Zazwyczaj podczas smażenia musimy przewrócić rybę czy mięso na drugą stronę, aby się równomiernie usmażyły. Zastanawialiście się ile razy wykonaliście tę czynność podczas jednego  takiego przyrządzania obiadu? Zapewne za dużo. Zawsze kusi nas żeby już przewrócić naszą rybkę, bo obawiamy się, ze może się przypalić. Uzbrójmy się w cierpliwość, lepiej zmniejszyć ogień niż wykonywać tę czynność, ponieważ łatwo wówczas o to, że panierka czy skórka będą przywierać do patelni, odpadać i rozrywać się. Jeśli nie możemy wsunąć łopatki pod mięso, poczekajmy jeszcze chwilę. Jeśli będziemy się trzymać tej zasady uzyskamy piękne danie, które się nie rozpadło, a do tego nie będzie surowe w środku (no, chyba że robimy krwisty stek 😉 )

Miejsce w naczyniu

Podczas gotowania wiele składników uwalnia swoją wilgoć, która wpływa na smak naszej potrawy  – niekoniecznie w dobry sposób. Dlatego ważne jest aby ta wilgoć miała swoje ujście, a do tego potrzeba miejsca. Nie upychajmy gęsto składników na patelni czy w naczyniu żaroodpornym. Lepiej przygotować posiłek w dwóch turach lub użyć dwóch naczyń, niż mieć kiepski humor spowodowany źle przyrządzonym obiadem.

Zamienniki składników

Uważajmy z zamienianiem składników, które są w przepisie. Owszem często można znaleźć zdrowszy odpowiednik danego produktu, ale nie zawsze dobrze to wpłynie na konkretne danie.
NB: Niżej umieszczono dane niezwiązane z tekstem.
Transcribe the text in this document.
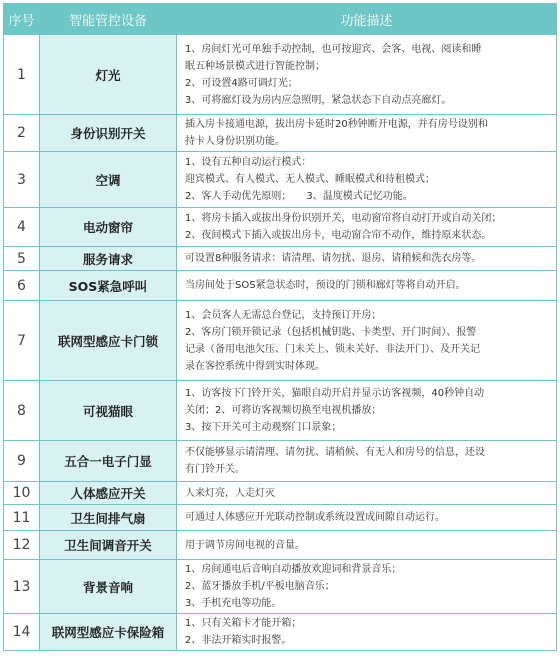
序号	智能管控设备	功能描述
1	灯光	1、房间灯光可单独手动控制，也可按迎宾、会客、电视、阅读和睡
眠五种场景模式进行智能控制；
2、可设置4路可调灯光；
3、可将廊灯设为房内应急照明，紧急状态下自动点亮廊灯。

2	身份识别开关	插入房卡接通电源，拔出房卡延时20秒钟断开电源，并有房号设别和
持卡人身份识别功能。

3	空调	1、设有五种自动运行模式：
迎宾模式、有人模式、无人模式、睡眠模式和待租模式；
2、客人手动优先原则；　　3、温度模式记忆功能。

4	电动窗帘	1、将房卡插入或拔出身份识别开关，电动窗帘将自动打开或自动关闭；
2、夜间模式下插入或拔出房卡，电动窗合帘不动作，维持原来状态。

5	服务请求	可设置8种服务请求：请清理、请勿扰、退房、请稍候和洗衣房等。

6	SOS紧急呼叫	当房间处于SOS紧急状态时，预设的门锁和廊灯等将自动开启。

7	联网型感应卡门锁	1、会员客人无需总台登记，支持预订开房；
2、客房门锁开锁记录（包括机械钥匙、卡类型、开门时间）、报警
记录（备用电池欠压、门未关上、锁未关好、非法开门）、及开关记
录在客控系统中得到实时体现。

8	可视猫眼	1、访客按下门铃开关，猫眼自动开启并显示访客视频，40秒钟自动
关闭；2、可将访客视频切换至电视机播放；
3、按下开关可主动观察门口景象；

9	五合一电子门显	不仅能够显示请清理、请勿扰、请稍候、有无人和房号的信息，还设
有门铃开关。

10	人体感应开关	人来灯亮，人走灯灭

11	卫生间排气扇	可通过人体感应开光联动控制或系统设置成间隙自动运行。

12	卫生间调音开关	用于调节房间电视的音量。

13	背景音响	1、房间通电后音响自动播放欢迎词和背景音乐；
2、蓝牙播放手机/平板电脑音乐；
3、手机充电等功能。

14	联网型感应卡保险箱	1、只有关箱卡才能开箱；
2、非法开箱实时报警。
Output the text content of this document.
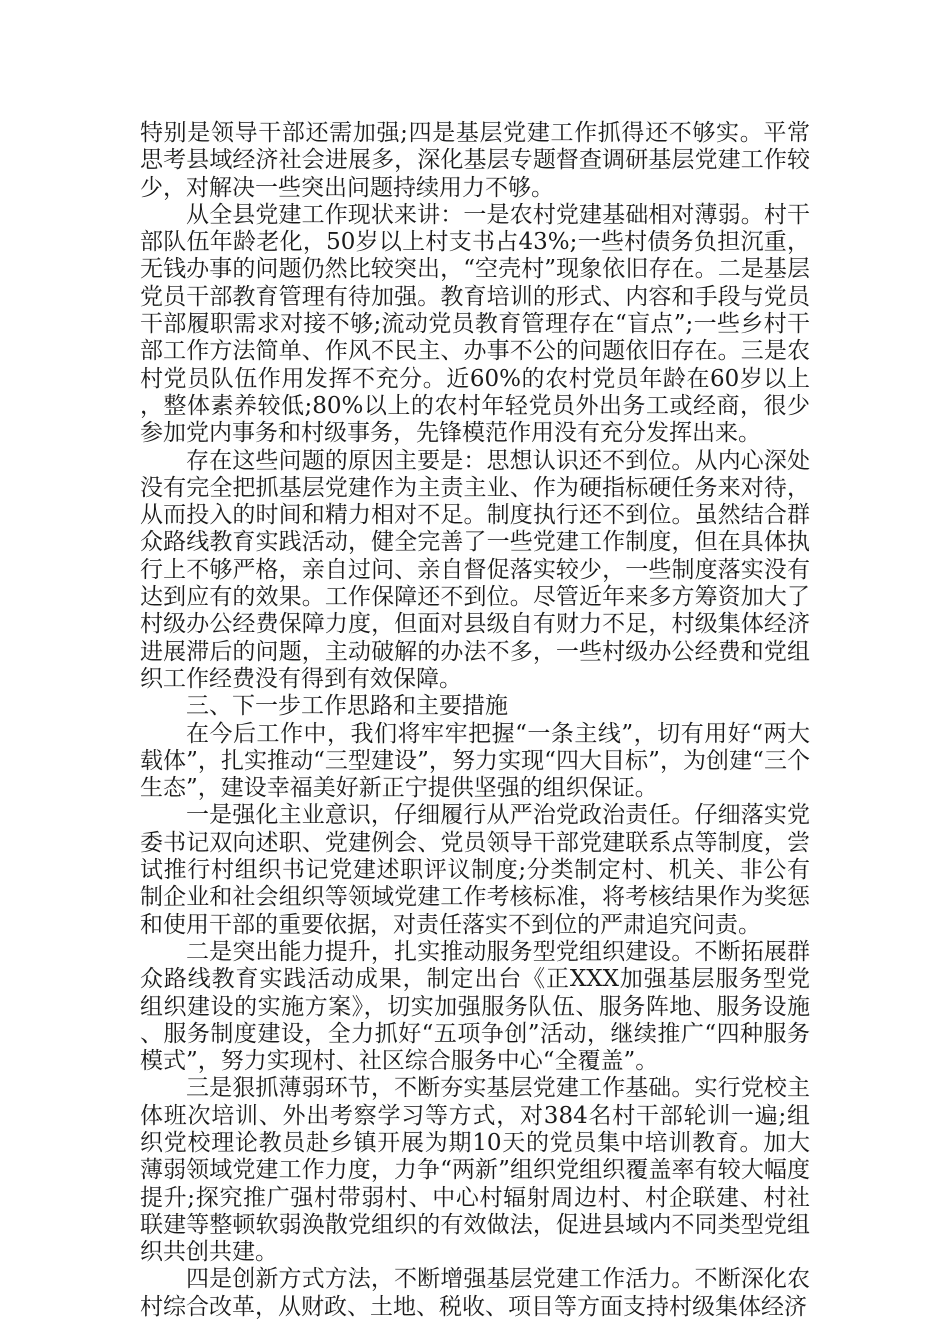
特别是领导干部还需加强;四是基层党建工作抓得还不够实。平常思考县域经济社会进展多，深化基层专题督查调研基层党建工作较少，对解决一些突出问题持续用力不够。

从全县党建工作现状来讲：一是农村党建基础相对薄弱。村干部队伍年龄老化，50岁以上村支书占43%;一些村债务负担沉重，无钱办事的问题仍然比较突出，“空壳村”现象依旧存在。二是基层党员干部教育管理有待加强。教育培训的形式、内容和手段与党员干部履职需求对接不够;流动党员教育管理存在“盲点”;一些乡村干部工作方法简单、作风不民主、办事不公的问题依旧存在。三是农村党员队伍作用发挥不充分。近60%的农村党员年龄在60岁以上，整体素养较低;80%以上的农村年轻党员外出务工或经商，很少参加党内事务和村级事务，先锋模范作用没有充分发挥出来。

存在这些问题的原因主要是：思想认识还不到位。从内心深处没有完全把抓基层党建作为主责主业、作为硬指标硬任务来对待，从而投入的时间和精力相对不足。制度执行还不到位。虽然结合群众路线教育实践活动，健全完善了一些党建工作制度，但在具体执行上不够严格，亲自过问、亲自督促落实较少，一些制度落实没有达到应有的效果。工作保障还不到位。尽管近年来多方筹资加大了村级办公经费保障力度，但面对县级自有财力不足，村级集体经济进展滞后的问题，主动破解的办法不多，一些村级办公经费和党组织工作经费没有得到有效保障。

三、下一步工作思路和主要措施

在今后工作中，我们将牢牢把握“一条主线”，切有用好“两大载体”，扎实推动“三型建设”，努力实现“四大目标”，为创建“三个生态”，建设幸福美好新正宁提供坚强的组织保证。

一是强化主业意识，仔细履行从严治党政治责任。仔细落实党委书记双向述职、党建例会、党员领导干部党建联系点等制度，尝试推行村组织书记党建述职评议制度;分类制定村、机关、非公有制企业和社会组织等领域党建工作考核标准，将考核结果作为奖惩和使用干部的重要依据，对责任落实不到位的严肃追究问责。

二是突出能力提升，扎实推动服务型党组织建设。不断拓展群众路线教育实践活动成果，制定出台《正XXX加强基层服务型党组织建设的实施方案》，切实加强服务队伍、服务阵地、服务设施、服务制度建设，全力抓好“五项争创”活动，继续推广“四种服务模式”，努力实现村、社区综合服务中心“全覆盖”。

三是狠抓薄弱环节，不断夯实基层党建工作基础。实行党校主体班次培训、外出考察学习等方式，对384名村干部轮训一遍;组织党校理论教员赴乡镇开展为期10天的党员集中培训教育。加大薄弱领域党建工作力度，力争“两新”组织党组织覆盖率有较大幅度提升;探究推广强村带弱村、中心村辐射周边村、村企联建、村社联建等整顿软弱涣散党组织的有效做法，促进县域内不同类型党组织共创共建。

四是创新方式方法，不断增强基层党建工作活力。不断深化农村综合改革，从财政、土地、税收、项目等方面支持村级集体经济
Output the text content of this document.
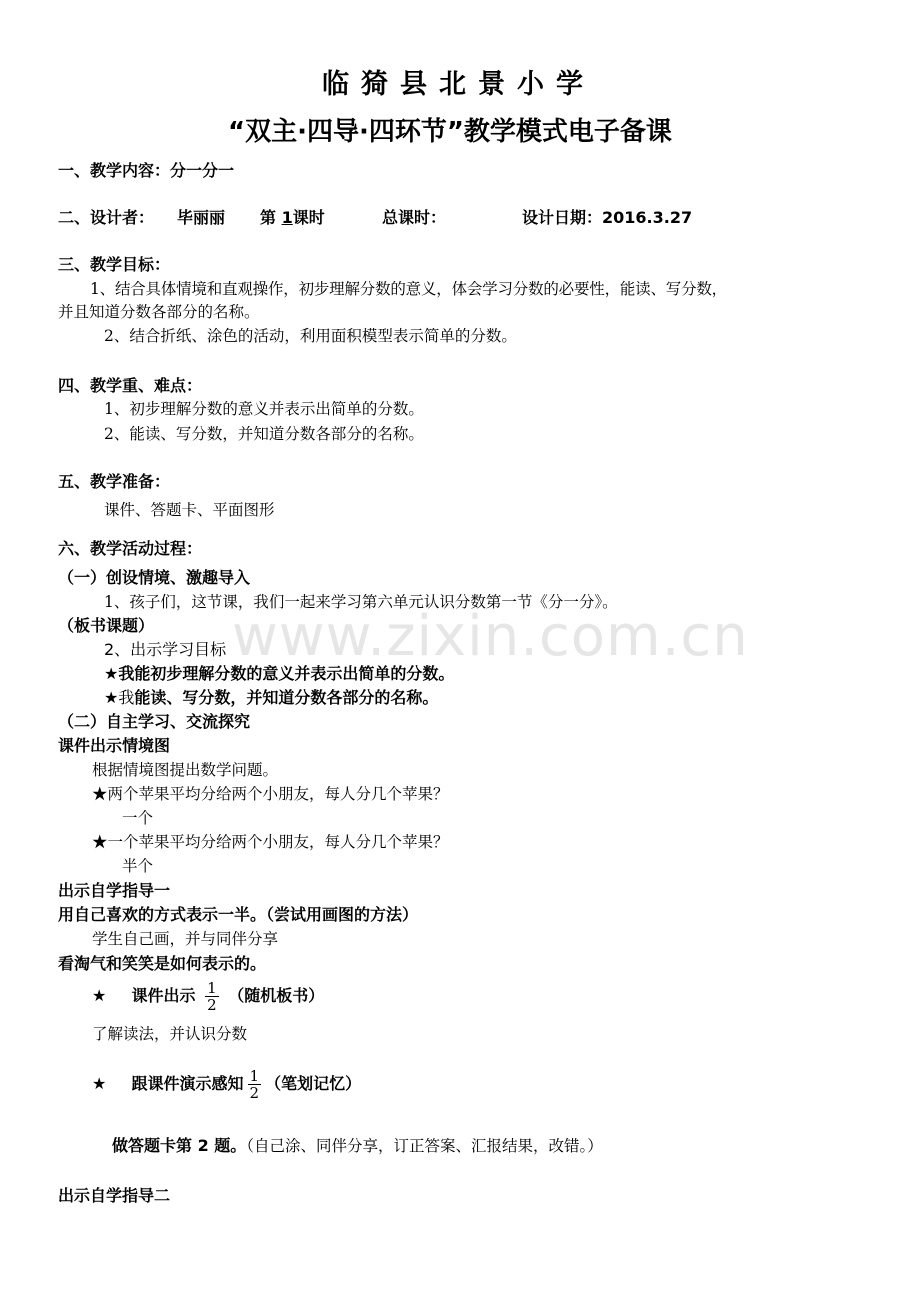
www.zixin.com.cn
临猗县北景小学
“双主·四导·四环节”教学模式电子备课
一、教学内容：分一分一
二、设计者： 毕丽丽 第 1课时	总课时：	设计日期：2016.3.27
三、教学目标：
1、结合具体情境和直观操作，初步理解分数的意义，体会学习分数的必要性，能读、写分数，
并且知道分数各部分的名称。
2、结合折纸、涂色的活动，利用面积模型表示简单的分数。
四、教学重、难点：
1、初步理解分数的意义并表示出简单的分数。
2、能读、写分数，并知道分数各部分的名称。
五、教学准备：
课件、答题卡、平面图形
六、教学活动过程：
（一）创设情境、激趣导入
1、孩子们，这节课，我们一起来学习第六单元认识分数第一节《分一分》。
（板书课题）
2、出示学习目标
★我能初步理解分数的意义并表示出简单的分数。
★我能读、写分数，并知道分数各部分的名称。
（二）自主学习、交流探究
课件出示情境图
根据情境图提出数学问题。
★两个苹果平均分给两个小朋友，每人分几个苹果？
一个
★一个苹果平均分给两个小朋友，每人分几个苹果？
半个
出示自学指导一
用自己喜欢的方式表示一半。（尝试用画图的方法）
学生自己画，并与同伴分享
看淘气和笑笑是如何表示的。
★ 课件出示 $\frac{1}{2}$ （随机板书）
了解读法，并认识分数
★ 跟课件演示感知 $\frac{1}{2}$ （笔划记忆）
做答题卡第 2 题。（自己涂、同伴分享，订正答案、汇报结果，改错。）
出示自学指导二
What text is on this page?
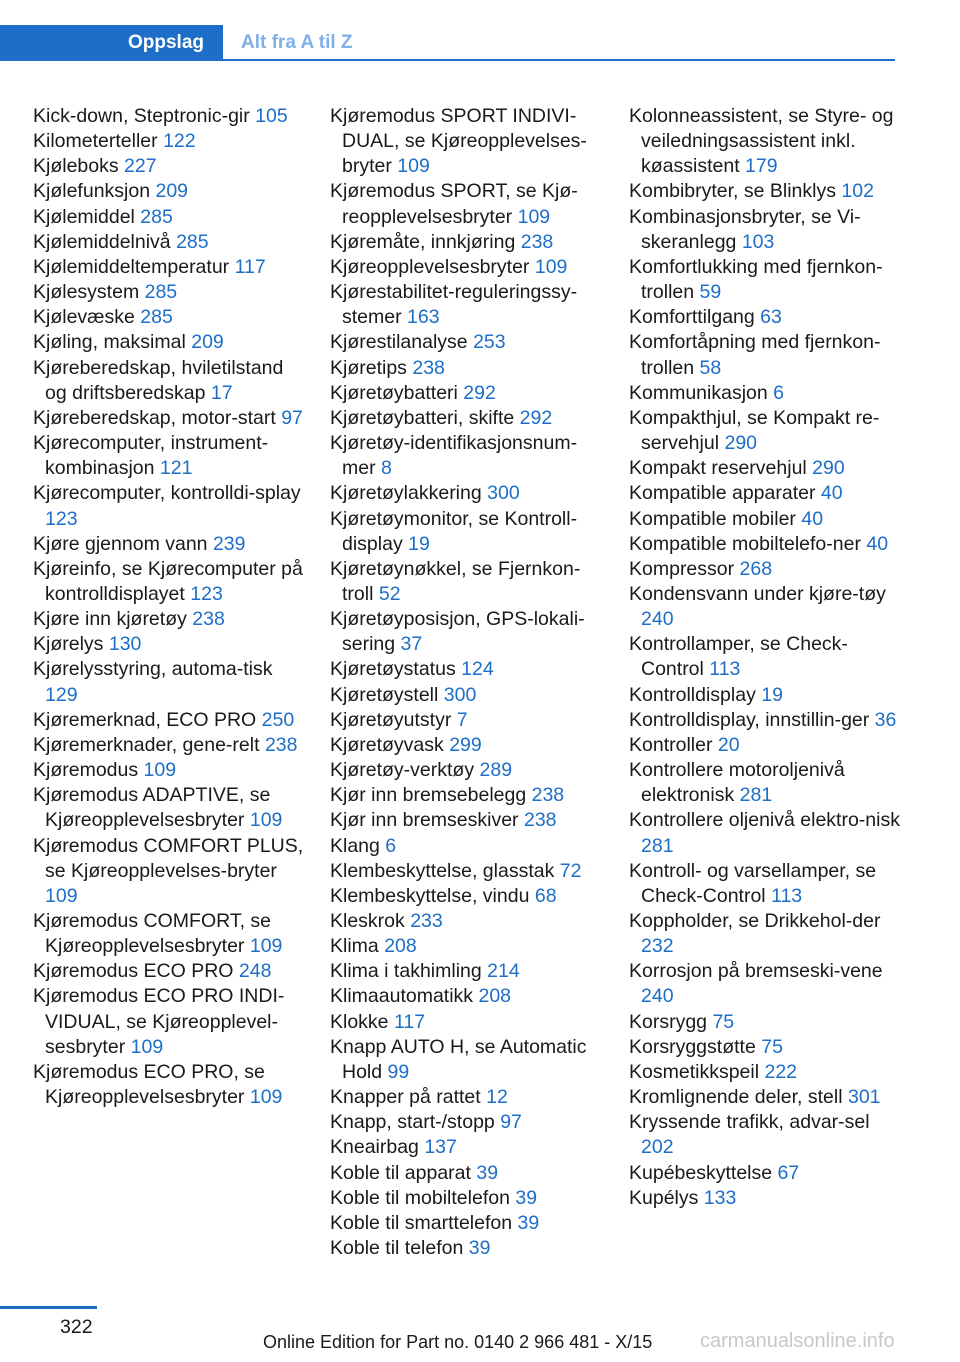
Oppslag Alt fra A til Z
Kick-down, Steptronic-gir 105
Kilometerteller 122
Kjøleboks 227
Kjølefunksjon 209
Kjølemiddel 285
Kjølemiddelnivå 285
Kjølemiddeltemperatur 117
Kjølesystem 285
Kjølevæske 285
Kjøling, maksimal 209
Kjøreberedskap, hviletilstand og driftsberedskap 17
Kjøreberedskap, motor-start 97
Kjørecomputer, instrument-kombinasjon 121
Kjørecomputer, kontrolldi-splay 123
Kjøre gjennom vann 239
Kjøreinfo, se Kjørecomputer på kontrolldisplayet 123
Kjøre inn kjøretøy 238
Kjørelys 130
Kjørelysstyring, automa-tisk 129
Kjøremerknad, ECO PRO 250
Kjøremerknader, gene-relt 238
Kjøremodus 109
Kjøremodus ADAPTIVE, se Kjøreopplevelsesbryter 109
Kjøremodus COMFORT PLUS, se Kjøreopplevelses-bryter 109
Kjøremodus COMFORT, se Kjøreopplevelsesbryter 109
Kjøremodus ECO PRO 248
Kjøremodus ECO PRO INDI-VIDUAL, se Kjøreopplevel-sesbryter 109
Kjøremodus ECO PRO, se Kjøreopplevelsesbryter 109
Kjøremodus SPORT INDIVI-DUAL, se Kjøreopplevelses-bryter 109
Kjøremodus SPORT, se Kjø-reopplevelsesbryter 109
Kjøremåte, innkjøring 238
Kjøreopplevelsesbryter 109
Kjørestabilitet-reguleringssy-stemer 163
Kjørestilanalyse 253
Kjøretips 238
Kjøretøybatteri 292
Kjøretøybatteri, skifte 292
Kjøretøy-identifikasjonsnum-mer 8
Kjøretøylakkering 300
Kjøretøymonitor, se Kontroll-display 19
Kjøretøynøkkel, se Fjernkon-troll 52
Kjøretøyposisjon, GPS-lokali-sering 37
Kjøretøystatus 124
Kjøretøystell 300
Kjøretøyutstyr 7
Kjøretøyvask 299
Kjøretøy-verktøy 289
Kjør inn bremsebelegg 238
Kjør inn bremseskiver 238
Klang 6
Klembeskyttelse, glasstak 72
Klembeskyttelse, vindu 68
Kleskrok 233
Klima 208
Klima i takhimling 214
Klimaautomatikk 208
Klokke 117
Knapp AUTO H, se Automatic Hold 99
Knapper på rattet 12
Knapp, start-/stopp 97
Kneairbag 137
Koble til apparat 39
Koble til mobiltelefon 39
Koble til smarttelefon 39
Koble til telefon 39
Kolonneassistent, se Styre- og veiledningsassistent inkl. køassistent 179
Kombibryter, se Blinklys 102
Kombinasjonsbryter, se Vi-skeranlegg 103
Komfortlukking med fjernkon-trollen 59
Komforttilgang 63
Komfortåpning med fjernkon-trollen 58
Kommunikasjon 6
Kompakthjul, se Kompakt re-servehjul 290
Kompakt reservehjul 290
Kompatible apparater 40
Kompatible mobiler 40
Kompatible mobiltelefo-ner 40
Kompressor 268
Kondensvann under kjøre-tøy 240
Kontrollamper, se Check-Control 113
Kontrolldisplay 19
Kontrolldisplay, innstillin-ger 36
Kontroller 20
Kontrollere motoroljenivå elektronisk 281
Kontrollere oljenivå elektro-nisk 281
Kontroll- og varsellamper, se Check-Control 113
Koppholder, se Drikkehol-der 232
Korrosjon på bremseski-vene 240
Korsrygg 75
Korsryggstøtte 75
Kosmetikkspeil 222
Kromlignende deler, stell 301
Kryssende trafikk, advar-sel 202
Kupébeskyttelse 67
Kupélys 133
322
Online Edition for Part no. 0140 2 966 481 - X/15 carmanualsonline.info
Najczęściej taki błąd popełniany jest przy robieniu ciast. Na pewno nie sprawdzi się zastępowanie masła olejem czy margaryną, cukier słodzikiem, mieszanie rodzajów mąki. Uważajmy również przy ilości składników. Jeśli mamy w przepisie „szklankę” czegoś, to upewnijmy się, ze ma ona pojemność 250 ml, bo zazwyczaj o taką wartość chodzi, a nie każde naczynie do picia tyle ma.